Heuchera micrantha var. diversifolia 'Absi' BRESSINGHAM BRONZE
Common Name: coral bells 
Type: Herbaceous perennial
Family: Saxifragaceae
Zone: 4 to 9
Height: 1.00 to 2.00 feet
Spread: 1.00 to 1.50 feet
Bloom Time: June to August
Bloom Description: White
Sun: Full sun to part shade
Water: Medium
Maintenance: Medium
Flower: Showy
Leaf: Colorful


Best grown in organically rich, humusy, medium moisture, well-drained soils in full sun to part shade. Performs well in full sun in the north, but prefers some shade (particularly in the heat of the afternoon) in the south. In the St. Louis area, best foliage color may occur in sun dappled areas or sunny spots with some afternoon shade. Scorch and general foliage decline usually occur if soils are allowed to dry out. If grown in full sun, consistent moisture is particularly important. Remove stems of faded flowers to encourage additional bloom. Foliage is essentially evergreen in warm winter climates, but the amount of retained foliage color in cold winter climates such as St. Louis depends in large part upon the severity of the temperatures. In cold winter climates, a winter mulch applied after the ground freezes will help prevent root heaving. Divide clumps in spring every 3-4 years.

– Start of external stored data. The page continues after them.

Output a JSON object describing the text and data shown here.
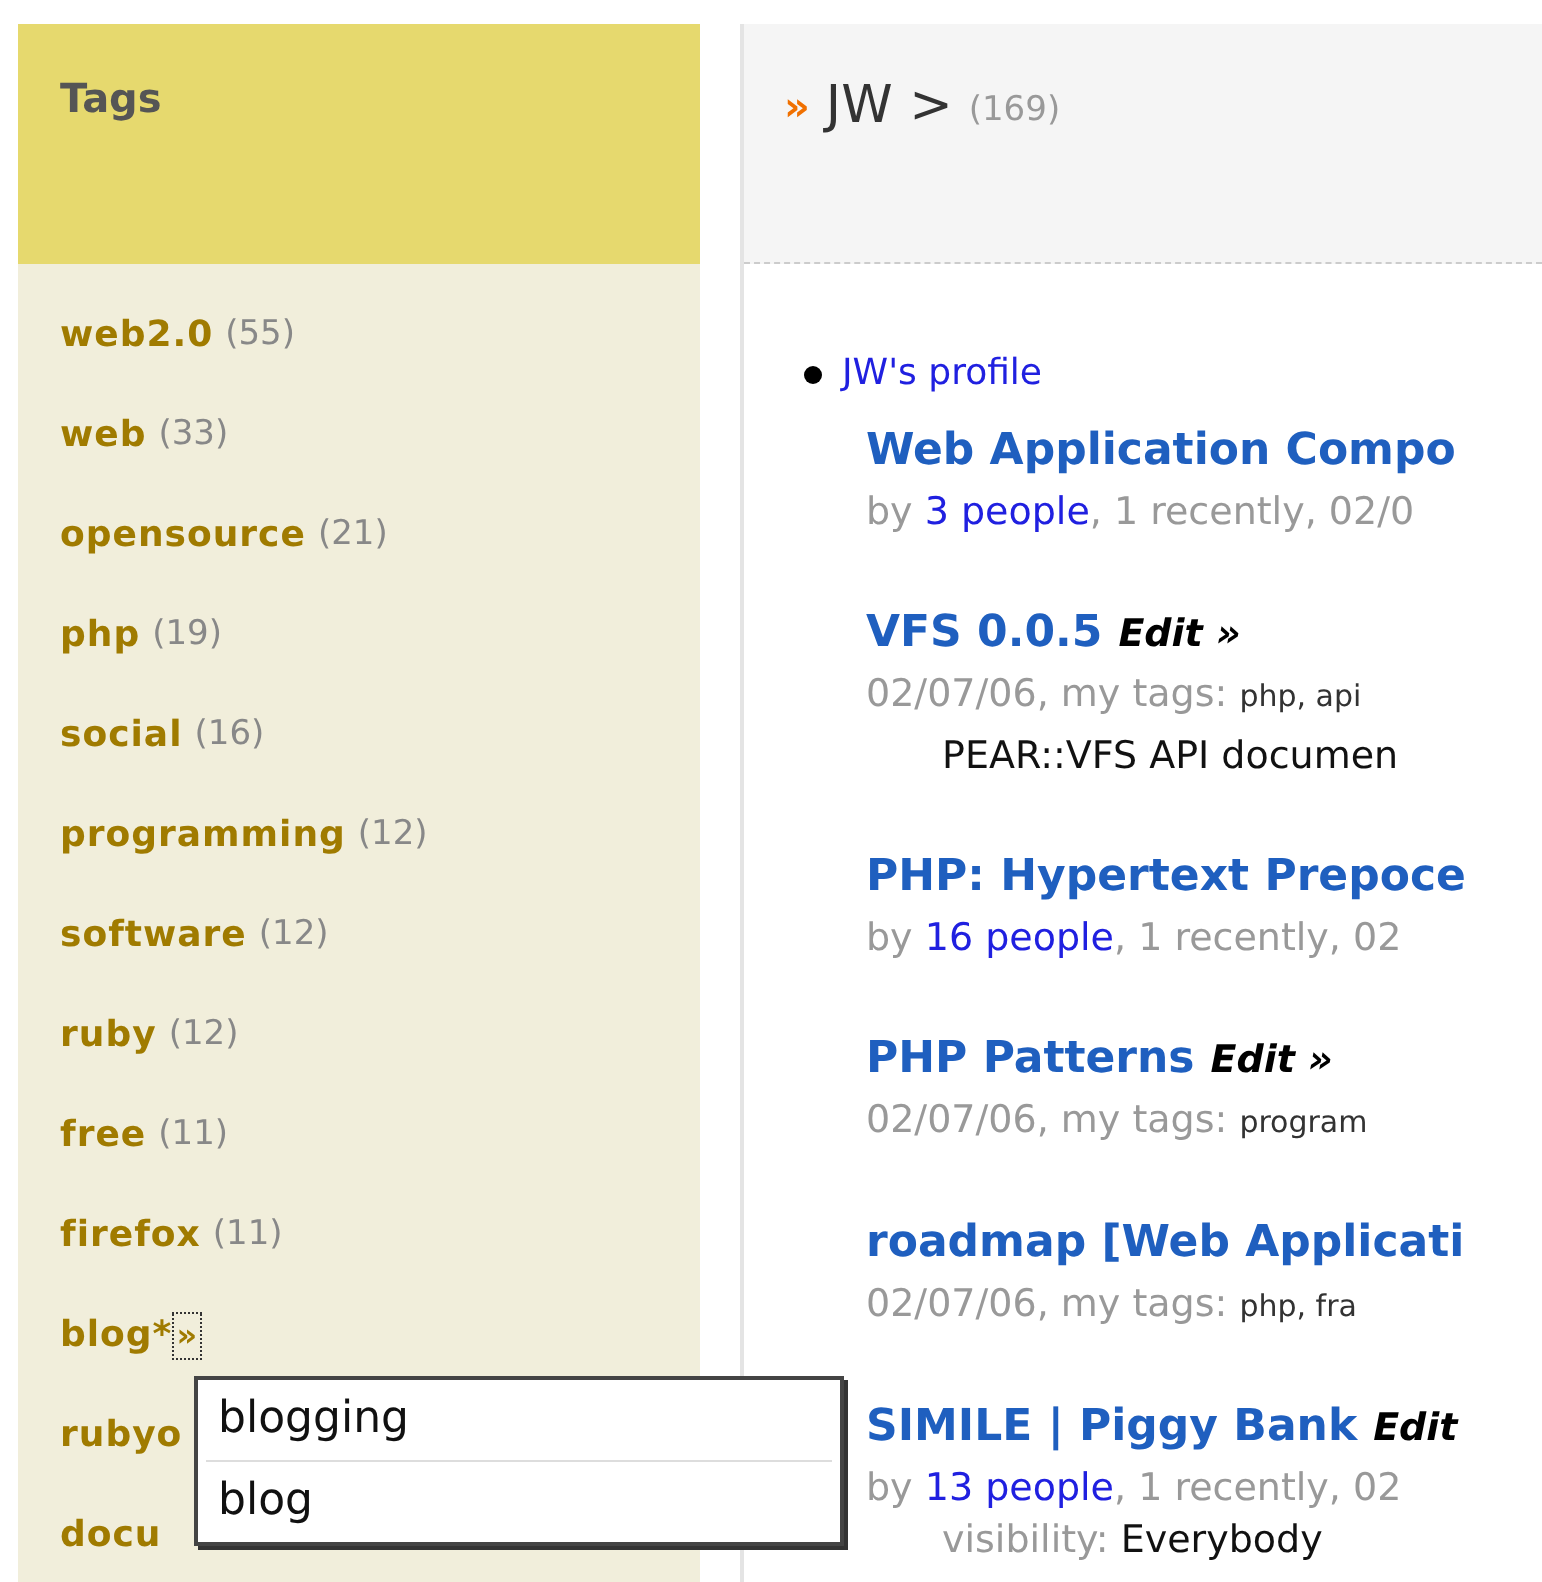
{
  "sidebar": {
    "title": "Tags",
    "tags": [
      {
        "name": "web2.0",
        "count": "(55)"
      },
      {
        "name": "web",
        "count": "(33)"
      },
      {
        "name": "opensource",
        "count": "(21)"
      },
      {
        "name": "php",
        "count": "(19)"
      },
      {
        "name": "social",
        "count": "(16)"
      },
      {
        "name": "programming",
        "count": "(12)"
      },
      {
        "name": "software",
        "count": "(12)"
      },
      {
        "name": "ruby",
        "count": "(12)"
      },
      {
        "name": "free",
        "count": "(11)"
      },
      {
        "name": "firefox",
        "count": "(11)"
      },
      {
        "name": "blog*",
        "expander": "»"
      },
      {
        "name": "rubyo"
      },
      {
        "name": "docu"
      }
    ]
  },
  "autocomplete": {
    "options": [
      "blogging",
      "blog"
    ]
  },
  "header": {
    "marker": "»",
    "breadcrumb": "JW >",
    "count": "(169)"
  },
  "profile_link": "JW's profile",
  "bookmarks": [
    {
      "title": "Web Application Compo",
      "meta": [
        {
          "kind": "text",
          "text": "by "
        },
        {
          "kind": "link",
          "text": "3 people"
        },
        {
          "kind": "text",
          "text": ", 1 recently, 02/0"
        }
      ]
    },
    {
      "title": "VFS 0.0.5",
      "edit": "Edit »",
      "meta": [
        {
          "kind": "text",
          "text": "02/07/06, my tags: "
        },
        {
          "kind": "tag",
          "text": "php, api"
        }
      ],
      "description": "PEAR::VFS API documen"
    },
    {
      "title": "PHP: Hypertext Prepoce",
      "meta": [
        {
          "kind": "text",
          "text": "by "
        },
        {
          "kind": "link",
          "text": "16 people"
        },
        {
          "kind": "text",
          "text": ", 1 recently, 02"
        }
      ]
    },
    {
      "title": "PHP Patterns",
      "edit": "Edit »",
      "meta": [
        {
          "kind": "text",
          "text": "02/07/06, my tags: "
        },
        {
          "kind": "tag",
          "text": "program"
        }
      ]
    },
    {
      "title": "roadmap [Web Applicati",
      "meta": [
        {
          "kind": "text",
          "text": "02/07/06, my tags: "
        },
        {
          "kind": "tag",
          "text": "php, fra"
        }
      ]
    },
    {
      "title": "SIMILE | Piggy Bank",
      "edit": "Edit",
      "meta": [
        {
          "kind": "text",
          "text": "by "
        },
        {
          "kind": "link",
          "text": "13 people"
        },
        {
          "kind": "text",
          "text": ", 1 recently, 02"
        }
      ],
      "visibility": {
        "label": "visibility: ",
        "value": "Everybody"
      }
    }
  ]
}
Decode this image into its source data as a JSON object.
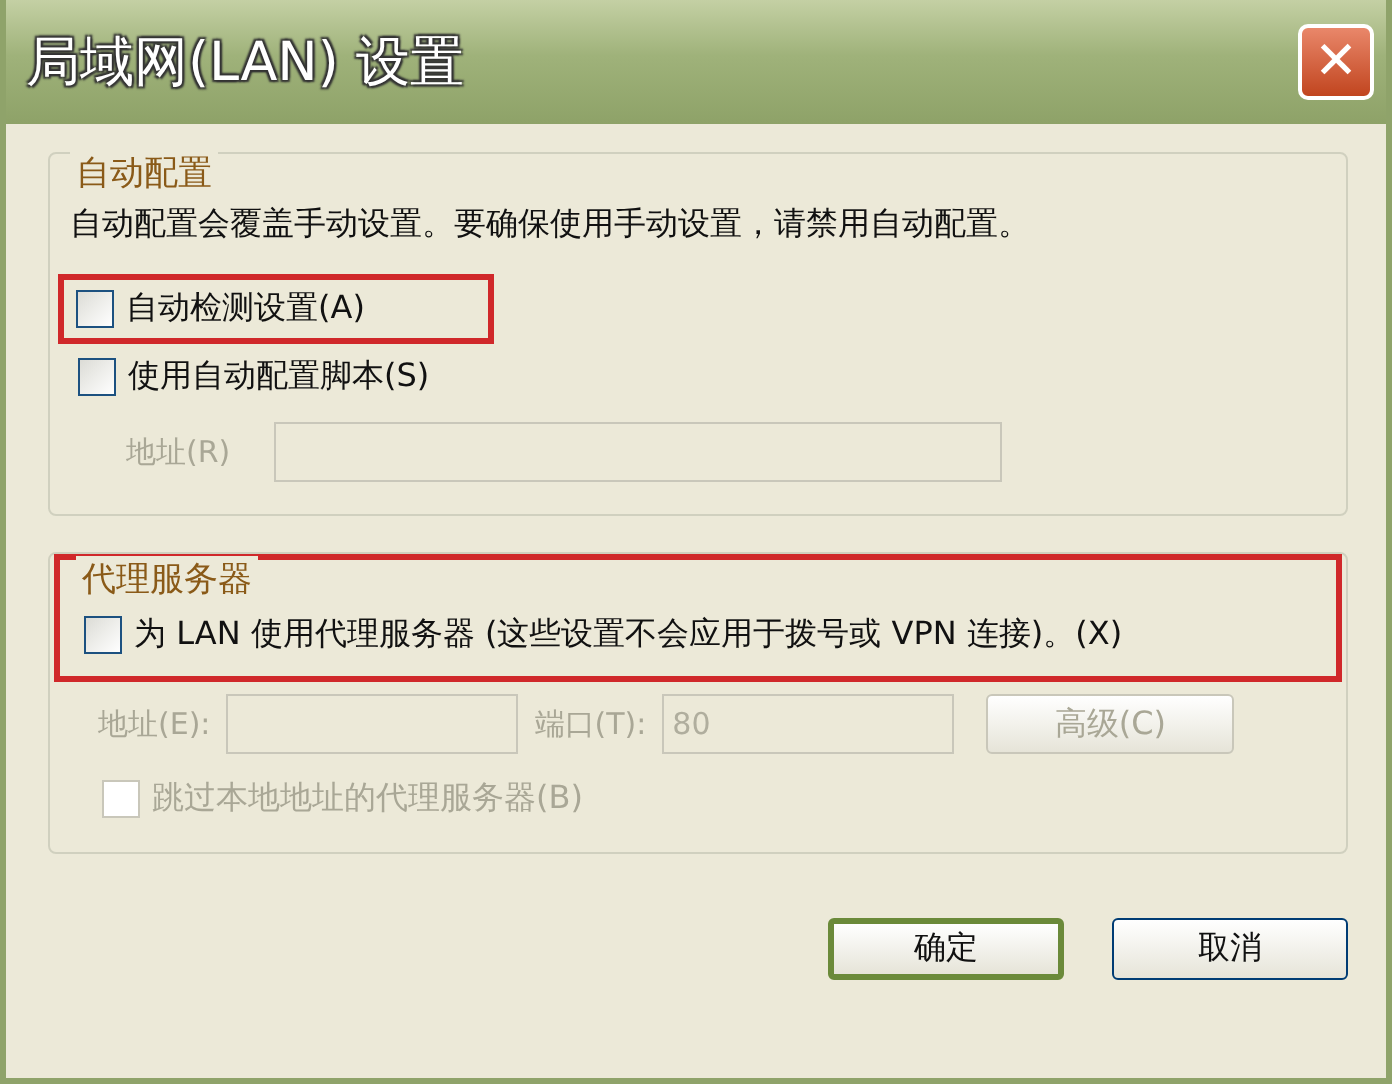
{
  "window": {
    "title": "局域网(LAN) 设置",
    "close_label": "✕"
  },
  "auto_config": {
    "title": "自动配置",
    "description": "自动配置会覆盖手动设置。要确保使用手动设置，请禁用自动配置。",
    "options": [
      {
        "label": "自动检测设置(A)",
        "checked": false,
        "highlighted": true
      },
      {
        "label": "使用自动配置脚本(S)",
        "checked": false,
        "highlighted": false
      }
    ],
    "address": {
      "label": "地址(R)",
      "disabled": true
    }
  },
  "proxy": {
    "title": "代理服务器",
    "highlighted": true,
    "use_proxy": {
      "label": "为 LAN 使用代理服务器 (这些设置不会应用于拨号或 VPN 连接)。(X)",
      "checked": false
    },
    "address": {
      "label": "地址(E):",
      "disabled": true
    },
    "port": {
      "label": "端口(T):",
      "value": "80",
      "disabled": true
    },
    "advanced": {
      "label": "高级(C)",
      "disabled": true
    },
    "bypass": {
      "label": "跳过本地地址的代理服务器(B)",
      "checked": false,
      "disabled": true
    }
  },
  "buttons": [
    {
      "label": "确定",
      "default": true
    },
    {
      "label": "取消",
      "default": false
    }
  ]
}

Noteworthy Characteristics

BRESSINGHAM BRONZE is a clump-forming, coral bells cultivar that features dark, metallic bronze foliage with contrasting white summer flowers. It most closely resembles H. micrantha var. diversifolia 'Purple Palace', but is primarily distinguished therefrom by having larger, stronger-ribbed leaves that are a deeper purple-bronze. Foliage typically forms a basal mound to 12-20" tall and as wide. Foliage typically retains good color throughout the growing season. Tiny, bell-shaped, white flowers borne in open, airy panicles appear in summer on slender, wiry stems rising above the foliage mound to as much as 28" tall. BRESSINGHAM BRONZE was discovered by Blooms of Bressingham in 1986 and was subsequently introduced under the cultivar name of 'Absi'. U. S. Plant Patent PP08,858 was issued on August 9, 1994.


No serious insect or disease problems. Frost heaving of roots may occur when winter temperatures fluctuate widely. Good resistance to powdery mildew.


Mass as a ground cover or plant in groups. Rock gardens, borders and open woodland gardens. Effective as an edger along paths or walkways.